Jim Fassel and Turk Schonert first met in 1979. Fassel, working his way up
the coaching ladder, was named the offensive coordinator at Stanford.
Schonert was a senior quarterback.
The pairing was successful for both men. Schonert led the nation in passing
efficiency (164.5) and the Pac 10 in touchdown passes (19). Fassel enhanced
his reputation as an outstanding quarterbacks coach.
Fassel and Schonert have been reunited; Schonert has been added to Fassel's
staff as the quarterbacks coach. Schonert replaces Sean Payton, the former
offensive coordinator and quarterbacks coach, who last week was named the
assistant head coach and quarterbacks coach of the Dallas Cowboys.

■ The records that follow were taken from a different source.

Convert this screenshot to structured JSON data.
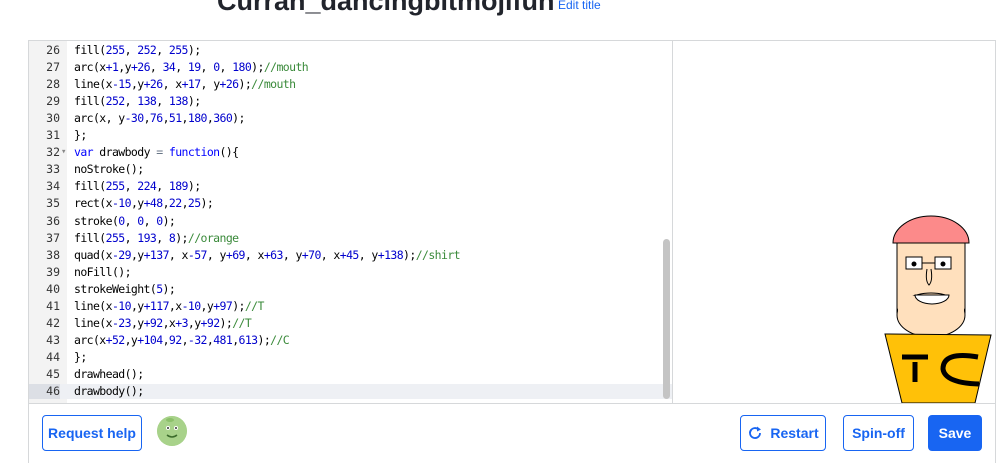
{
  "page": {
    "title": "Curran_dancingbitmojifun",
    "edit_title_label": "Edit title"
  },
  "editor": {
    "lines": [
      {
        "n": "26",
        "code": "fill(255, 252, 255);"
      },
      {
        "n": "27",
        "code": "arc(x+1,y+26, 34, 19, 0, 180);//mouth"
      },
      {
        "n": "28",
        "code": "line(x-15,y+26, x+17, y+26);//mouth"
      },
      {
        "n": "29",
        "code": "fill(252, 138, 138);"
      },
      {
        "n": "30",
        "code": "arc(x, y-30,76,51,180,360);"
      },
      {
        "n": "31",
        "code": "};"
      },
      {
        "n": "32",
        "code": "var drawbody = function(){"
      },
      {
        "n": "33",
        "code": "noStroke();"
      },
      {
        "n": "34",
        "code": "fill(255, 224, 189);"
      },
      {
        "n": "35",
        "code": "rect(x-10,y+48,22,25);"
      },
      {
        "n": "36",
        "code": "stroke(0, 0, 0);"
      },
      {
        "n": "37",
        "code": "fill(255, 193, 8);//orange"
      },
      {
        "n": "38",
        "code": "quad(x-29,y+137, x-57, y+69, x+63, y+70, x+45, y+138);//shirt"
      },
      {
        "n": "39",
        "code": "noFill();"
      },
      {
        "n": "40",
        "code": "strokeWeight(5);"
      },
      {
        "n": "41",
        "code": "line(x-10,y+117,x-10,y+97);//T"
      },
      {
        "n": "42",
        "code": "line(x-23,y+92,x+3,y+92);//T"
      },
      {
        "n": "43",
        "code": "arc(x+52,y+104,92,-32,481,613);//C"
      },
      {
        "n": "44",
        "code": "};"
      },
      {
        "n": "45",
        "code": "drawhead();"
      },
      {
        "n": "46",
        "code": "drawbody();"
      }
    ],
    "active_line": "46",
    "fold_line": "32"
  },
  "canvas": {
    "shirt_text": "TC",
    "colors": {
      "skin": "#ffe0bd",
      "hat": "#fc8a8a",
      "shirt": "#ffc108"
    }
  },
  "toolbar": {
    "request_help_label": "Request help",
    "restart_label": "Restart",
    "spinoff_label": "Spin-off",
    "save_label": "Save",
    "restart_icon": "refresh-icon"
  },
  "colors": {
    "accent": "#1865f2",
    "border": "#d6d8da"
  }
}
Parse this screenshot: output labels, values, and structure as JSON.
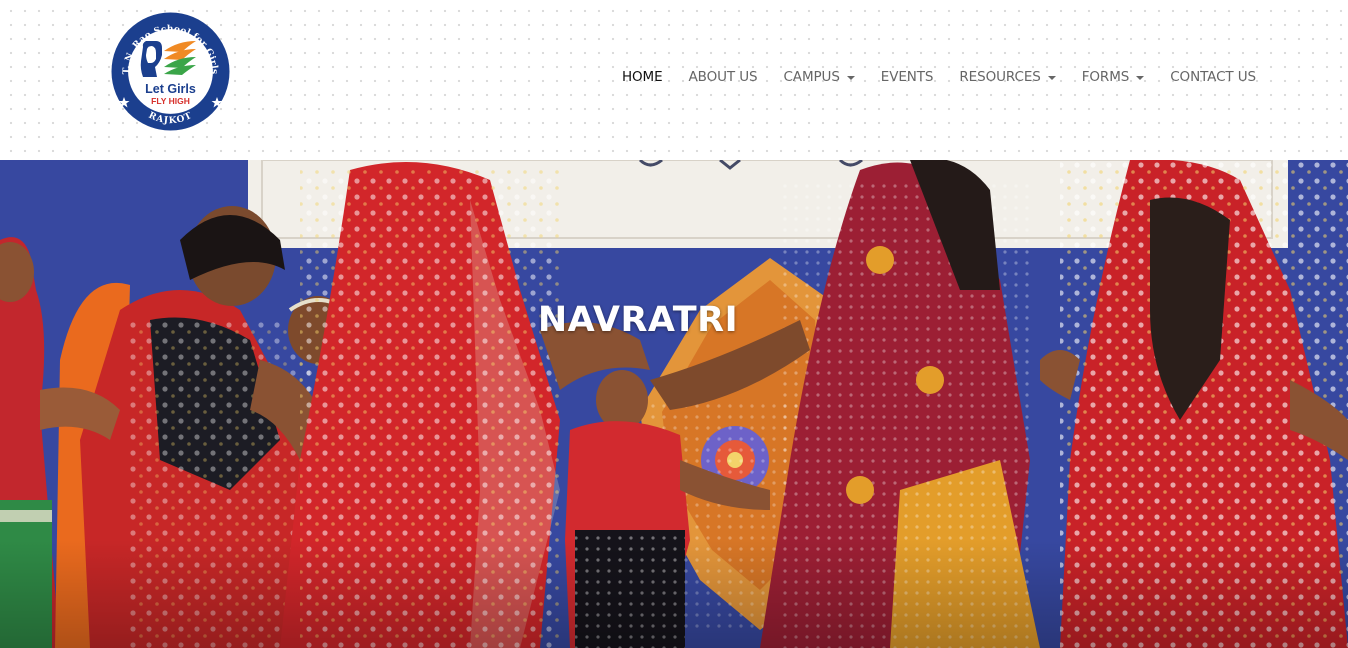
{
  "logo": {
    "arc_text_top": "T. N. Rao School for Girls",
    "tagline_line1": "Let Girls",
    "tagline_line2": "FLY HIGH",
    "arc_text_bottom": "RAJKOT"
  },
  "nav": {
    "items": [
      {
        "label": "HOME",
        "active": true,
        "dropdown": false
      },
      {
        "label": "ABOUT US",
        "active": false,
        "dropdown": false
      },
      {
        "label": "CAMPUS",
        "active": false,
        "dropdown": true
      },
      {
        "label": "EVENTS",
        "active": false,
        "dropdown": false
      },
      {
        "label": "RESOURCES",
        "active": false,
        "dropdown": true
      },
      {
        "label": "FORMS",
        "active": false,
        "dropdown": true
      },
      {
        "label": "CONTACT US",
        "active": false,
        "dropdown": false
      }
    ]
  },
  "hero": {
    "title": "NAVRATRI"
  },
  "colors": {
    "logo_blue": "#1b3f8e",
    "logo_orange": "#f08a24",
    "logo_green": "#3aa548",
    "logo_red": "#d6302b",
    "nav_text": "#666666",
    "nav_active": "#111111",
    "hero_backdrop_blue": "#3c4ea6",
    "hero_title": "#ffffff"
  }
}
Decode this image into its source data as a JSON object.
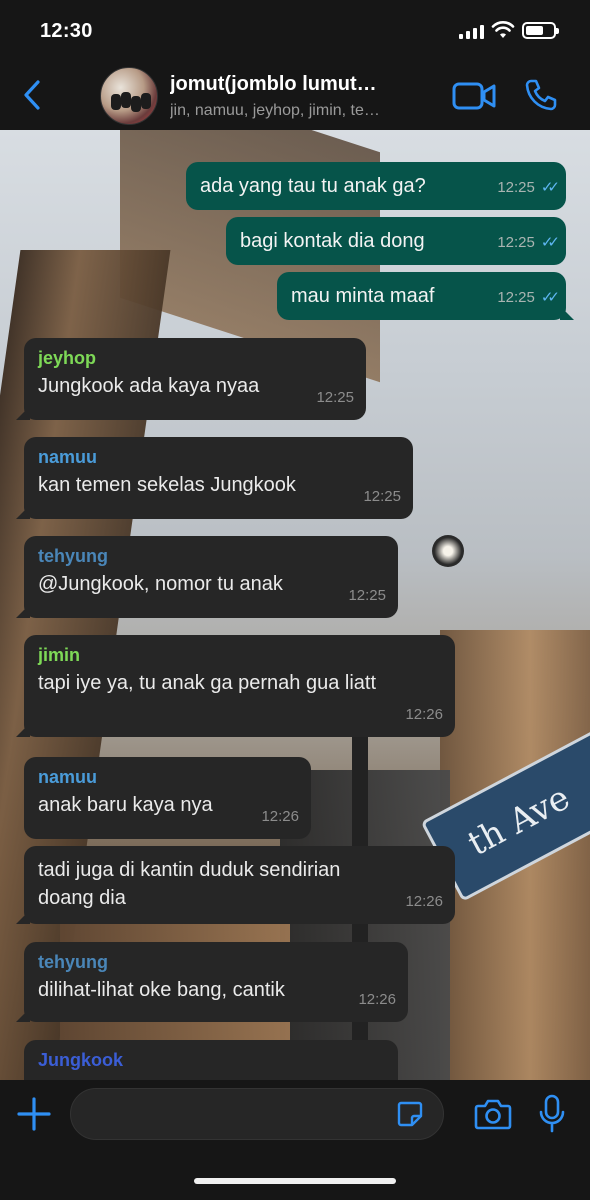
{
  "status_bar": {
    "time": "12:30",
    "battery_icon": "battery-icon",
    "wifi_icon": "wifi-icon",
    "signal_icon": "signal-icon"
  },
  "header": {
    "back_icon": "chevron-left-icon",
    "title": "jomut(jomblo lumut…",
    "subtitle": "jin, namuu, jeyhop, jimin, te…",
    "video_icon": "video-camera-icon",
    "call_icon": "phone-icon"
  },
  "colors": {
    "accent": "#2f8ff3",
    "outgoing_bubble": "#06544a",
    "incoming_bubble": "#262626",
    "read_ticks": "#5fb6f2",
    "sender_jeyhop": "#7ed957",
    "sender_namuu": "#4a9bd8",
    "sender_tehyung": "#4a86b8",
    "sender_jimin": "#7ed957",
    "sender_jungkook": "#3b5ed6"
  },
  "messages": [
    {
      "direction": "out",
      "text": "ada yang tau tu anak ga?",
      "time": "12:25",
      "status": "read"
    },
    {
      "direction": "out",
      "text": "bagi kontak dia dong",
      "time": "12:25",
      "status": "read"
    },
    {
      "direction": "out",
      "text": "mau minta maaf",
      "time": "12:25",
      "status": "read"
    },
    {
      "direction": "in",
      "sender": "jeyhop",
      "text": "Jungkook ada kaya nyaa",
      "time": "12:25"
    },
    {
      "direction": "in",
      "sender": "namuu",
      "text": "kan temen sekelas Jungkook",
      "time": "12:25"
    },
    {
      "direction": "in",
      "sender": "tehyung",
      "text": "@Jungkook, nomor tu anak",
      "time": "12:25"
    },
    {
      "direction": "in",
      "sender": "jimin",
      "text": "tapi iye ya, tu anak ga pernah gua liatt",
      "time": "12:26"
    },
    {
      "direction": "in",
      "sender": "namuu",
      "text": "anak baru kaya nya",
      "time": "12:26"
    },
    {
      "direction": "in",
      "text": "tadi juga di kantin duduk sendirian doang dia",
      "time": "12:26"
    },
    {
      "direction": "in",
      "sender": "tehyung",
      "text": "dilihat-lihat oke bang, cantik",
      "time": "12:26"
    },
    {
      "direction": "in",
      "sender": "Jungkook",
      "text": "",
      "time": ""
    }
  ],
  "input_bar": {
    "plus_icon": "plus-icon",
    "sticker_icon": "sticker-icon",
    "camera_icon": "camera-icon",
    "mic_icon": "microphone-icon",
    "message_value": ""
  },
  "wallpaper": {
    "street_sign_text": "th Ave"
  }
}
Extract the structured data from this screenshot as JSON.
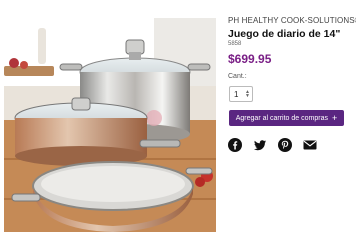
{
  "product": {
    "brand": "PH HEALTHY COOK-SOLUTIONS®",
    "title": "Juego de diario de 14\"",
    "sku": "5858",
    "price": "$699.95"
  },
  "quantity": {
    "label": "Cant.:",
    "value": "1"
  },
  "cart": {
    "button_label": "Agregar al carrito de compras",
    "plus": "+"
  },
  "share": {
    "icons": [
      "facebook-icon",
      "twitter-icon",
      "pinterest-icon",
      "email-icon"
    ]
  },
  "colors": {
    "brand_purple": "#5a2681",
    "price": "#7a1f86"
  }
}
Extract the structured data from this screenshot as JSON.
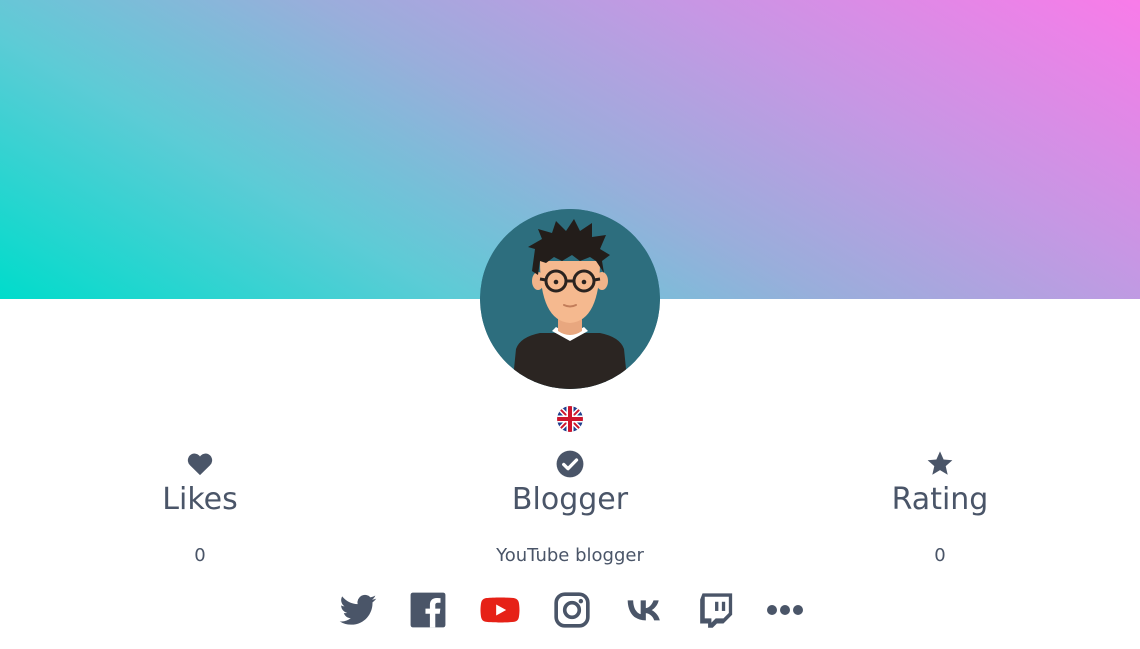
{
  "profile": {
    "avatar_icon": "avatar-illustration-icon",
    "flag_icon": "uk-flag-icon"
  },
  "stats": {
    "likes": {
      "icon": "heart-icon",
      "label": "Likes",
      "value": "0"
    },
    "blogger": {
      "icon": "check-circle-icon",
      "label": "Blogger",
      "value": "YouTube blogger"
    },
    "rating": {
      "icon": "star-icon",
      "label": "Rating",
      "value": "0"
    }
  },
  "socials": [
    {
      "icon": "twitter-icon"
    },
    {
      "icon": "facebook-icon"
    },
    {
      "icon": "youtube-icon"
    },
    {
      "icon": "instagram-icon"
    },
    {
      "icon": "vk-icon"
    },
    {
      "icon": "twitch-icon"
    },
    {
      "icon": "more-dots-icon"
    }
  ],
  "colors": {
    "text": "#4a5568",
    "icon": "#4a5568",
    "youtube": "#e62117",
    "cover_start": "#00dccb",
    "cover_end": "#f97be9",
    "avatar_bg": "#2d6e7e"
  }
}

In making the announcement, Fassel confirmed that he will continue to call
the offensive plays, as he did for the final nine games of the 2002 season.
The Giants finished 10-6 and earned an NFC Wild Card playoff berth.
"Turk will be the quarterbacks coach, and I will remain the play-caller,"
Fassel said. "I've known Turk since his senior year in college. I've followed
his career. He's a product of a system I'm a product of, the Bill Walsh
system. Turk understands the fundamentals of the quarterback position. He
played it, he's coached it, and I'm excited to have him on the staff."
Schonert is equally enthused about joining the Giants and getting an
opportunity to work with Kerry Collins, who set Giants team records for
completions (335) and passing yards (4,073) in 2002.
"I'm extremely excited about working with Jim and his staff," Schonert said.
"I know a few guys on that staff. When I played in Cincinnati, Jim McNally
was the line coach there, so I know all the great things he's done.
"I'm really looking forward to working with Kerry. I think Kerry is at that
point in his career where he can be one of the top, if not the top,
quarterback in the league. He can take his team to the top prize, which is
the Super Bowl. Kerry has come into his own in the last couple of years. He
understands the system and what Jim is trying to do. I think Jim getting more
involved in the offense has helped. You can see the last half of the season,
Kerry was playing as well as anybody."
Schonert began his coaching career in 1992 as the quarterbacks coach of the
Tampa Bay Buccaneers. He was hired by Sam Wyche, his former coach with the
Cincinnati Bengals, who that year became coach of the Bucs.
"I had no coaching aspirations when I played," said Schonert, who had a
nine-year NFL career. "I saw what the coaches went through and all the hours
they put in. Toward the end of my career, I thought about it more, and I had
some coaches talk to me about it. When Sam Wyche got the Tampa Bay job he
called me and asked if I would be interested in going down there and coaching
quarterbacks. I knew him, I knew the system. He had no coordinator, so I knew
I would teach the system to the players and coaches.
Schonert's four-year stint with the Bucs ended after the 1995 season. He
returned to Cincinnati, where he spent two years hosting a sports talk show.
Schonert returned to the NFL in 1998 for a three-year run as the quarterbacks
coach of the Buffalo Bills. He joined the Panthers in 2001.
As a senior under Fassel at Stanford, Schonert set school records for
completion percentage (67.1) and lowest interception rate (2.71). He was a
ninth-round draft choice of the Chicago Bears in 1980 but never played for
Schonert began his NFL career in 1981 with the Bengals. He played in
Cincinnati for five years, was traded to Atlanta for the 1986 season, then
returned to Cincinnati from 1987-89. In nine seasons he played in 72 games,
many as a holder for placekicks. Schonert completed 311 of 504 passes (61.7
percent) for 3,788 yards, 11 touchdowns and 20 interceptions.
A native of Torrance, Ca., Schonert was born on Jan. 15, 1957. His full name
is Turk Leroy Schonert. He and his wife, Beth, have two sons, Jake and
eight-year-old Hayden, and a daughter, 11-year-old Camery.